Stars, how she wanted out of there, and immediately, before she had to face the barbarian again. She couldn’t bear the thought of that, especially with this need still upon her.
But even if movement wasn’t still a physical reminder of what she had experienced, she couldn’t go searching for her communicator yet. Her punishment wasn’t just finding out what hell was like for a single night. Sometime during those many hours that Challen had devoted to her, he informed her that she was also confined to his bedchamber for a week. And an added little bonus to that was that she was to remain in the room without benefit of clothing.
She supposed this was to make her long to wear the chauri she claimed to hate. At the very least it was to keep her regret for earning punishment uppermost in her mind. But that wasn’t necessary. She wasn’t ever going to forget what had been done to her. Challen had the results he wanted out of the punishment. She wasn’t going to break any more rules. But she had what she wanted out of it, too. She had thought she needed a bad beating with lots of pain to make her hate him. He had accomplished it without a single blow.
Chapter Twenty-seven
Challen rode his hataar deep into the woods before dismounting. Fog was trapped in pockets low to the ground, making it a gloomy place well suited to his mood. He wasn’t there to hunt, though the area teemed with animal life. Two plump gray curaki, likely mates, cooed down at him from a nearby tree. A karril slithered around the limb of another. Kisraki bolted when the hataar grazed too close to their warren, but the well-trained animal merely swished his tail.
Challen chose the tree the karril was hunting in to sit under, almost hoping the slimy thing would drop down in his lap. He watched its slow progress along the tree limb without really seeing it, looking inward instead and not liking what he saw, any more than he had when his thoughts and lack of control had driven him from the castle earlier.
He had come so close to challenging the shodan of Shalah for some ridiculous reason he could not even remember, and all because a woman had his emotions twisted in coils of regret, anger, confusion, exasperation, guilt, frustration; and, Droda help him, it was not lessening one bit. Half those emotions had been with him since the previous rising when Tamiron first told him of the woman’s misconduct.
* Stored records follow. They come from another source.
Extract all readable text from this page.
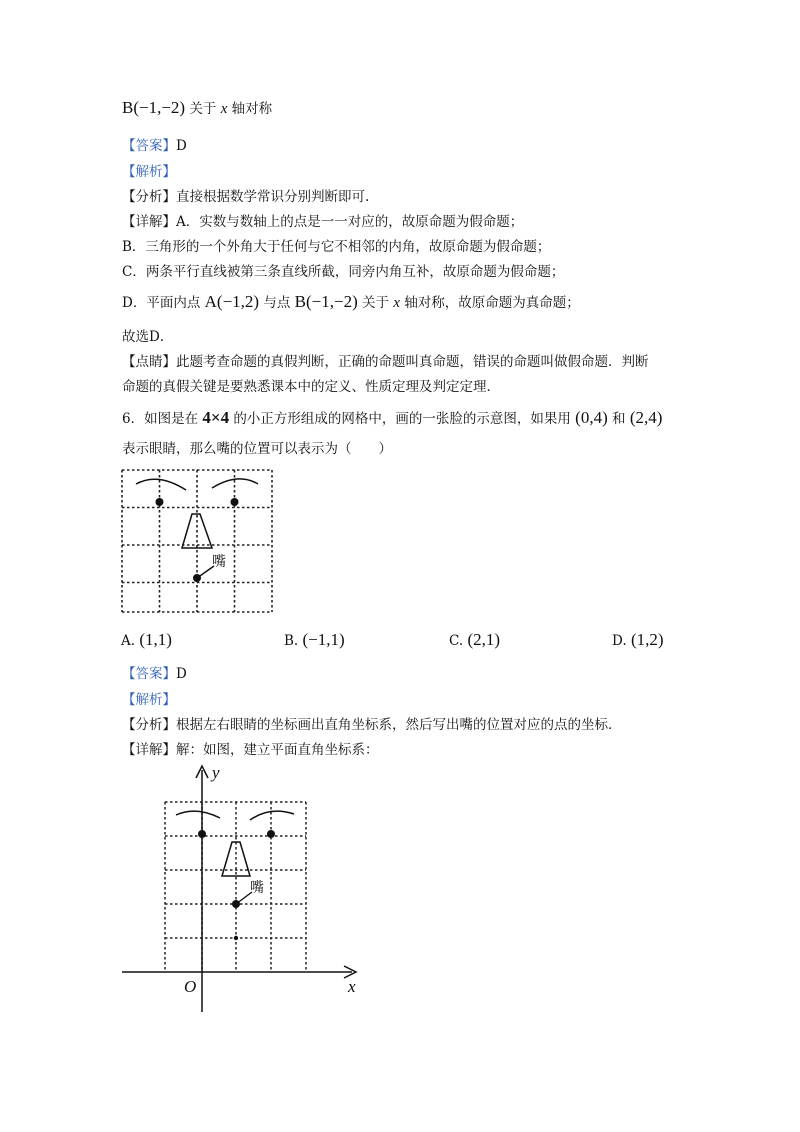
B(−1,−2) 关于 x 轴对称
【答案】D
【解析】
【分析】直接根据数学常识分别判断即可.
【详解】A．实数与数轴上的点是一一对应的，故原命题为假命题；
B．三角形的一个外角大于任何与它不相邻的内角，故原命题为假命题；
C．两条平行直线被第三条直线所截，同旁内角互补，故原命题为假命题；
D．平面内点 A(−1,2) 与点 B(−1,−2) 关于 x 轴对称，故原命题为真命题；
故选D．
【点睛】此题考查命题的真假判断，正确的命题叫真命题，错误的命题叫做假命题．判断
命题的真假关键是要熟悉课本中的定义、性质定理及判定定理．
6．如图是在 4×4 的小正方形组成的网格中，画的一张脸的示意图，如果用 (0,4) 和 (2,4)
表示眼睛，那么嘴的位置可以表示为（　　）
嘴
A. (1,1)	B. (−1,1)	C. (2,1)	D. (1,2)
【答案】D
【解析】
【分析】根据左右眼睛的坐标画出直角坐标系，然后写出嘴的位置对应的点的坐标．
【详解】解：如图，建立平面直角坐标系：
y
x
O
嘴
He had felt anger, more anger than he could ever remember feeling, that she had put herself in danger by the use of her strange skills. Also present, but more unusual still, was a feeling of strong annoyance that she had not worn the colors that would proclaim her as his, regardless that he had not explained the necessity to her. It was a rule meant to avoid confusion and keep warriors from claiming protected women if they should happen to become separated from their escort for any reason. But Challen realized it was more important to him that Tedra De Arr simply not be bothered, that he wanted no other warrior getting close to her.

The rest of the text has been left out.